Perspectives d’évolution et réalités du métier aujourd’hui
Être coiffeuse en 2023, c’est conjuguer technicité, créativité et adaptation. Depuis le CAP coiffure, porte d’entrée de la profession, tout un parcours de formations s’offre à celles et ceux qui veulent progresser : BP, BM coiffure, BTS Métiers de la coiffure, CQP responsable de salon. Ces diplômes ouvrent l’accès à des postes plus qualifiés, de technicienne hautement qualifiée à manager ou animatrice réseau.
Au quotidien, le salon impose rigueur et polyvalence. Les demandes évoluent sans cesse, la concurrence se durcit, fidéliser une clientèle devient un vrai défi. Pour rester au niveau, beaucoup misent sur la formation continue, suivent de près les tendances, maîtrisent les nouvelles techniques, des coupes aux colorations sophistiquées. Se spécialiser, visagiste, barbier, hair designer, peut alors devenir un véritable levier pour faire grimper sa rémunération.
Le statut évolue lui aussi : de plus en plus de professionnels font le choix de l’indépendance, montent leur structure ou proposent leurs services à domicile. Cette autonomie va de pair avec des contraintes, de la gestion à la prospection, et demande une grande capacité d’adaptation.
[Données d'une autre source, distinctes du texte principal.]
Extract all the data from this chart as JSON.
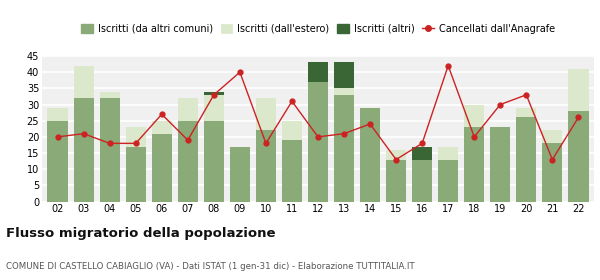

Les opportunités existent, surtout dans les grandes villes et pour ceux qui savent fidéliser une clientèle exigeante.
Pour mieux cerner les ressorts de l’évolution de carrière et de la rémunération, voici les leviers décisifs :
- Le niveau de diplôme conditionne l’accès à l’encadrement et aux responsabilités.
- Se spécialiser et investir dans la formation continue ouvre de véritables perspectives financières.
- La mobilité et le choix du statut, salarié ou indépendant, transforment radicalement la trajectoire professionnelle.
De coupe en coupe, la coiffure se transforme, portée par celles et ceux qui osent apprendre, se perfectionner et parfois tracer leur propre voie. Ciseaux en main, chaque talent façonne son avenir.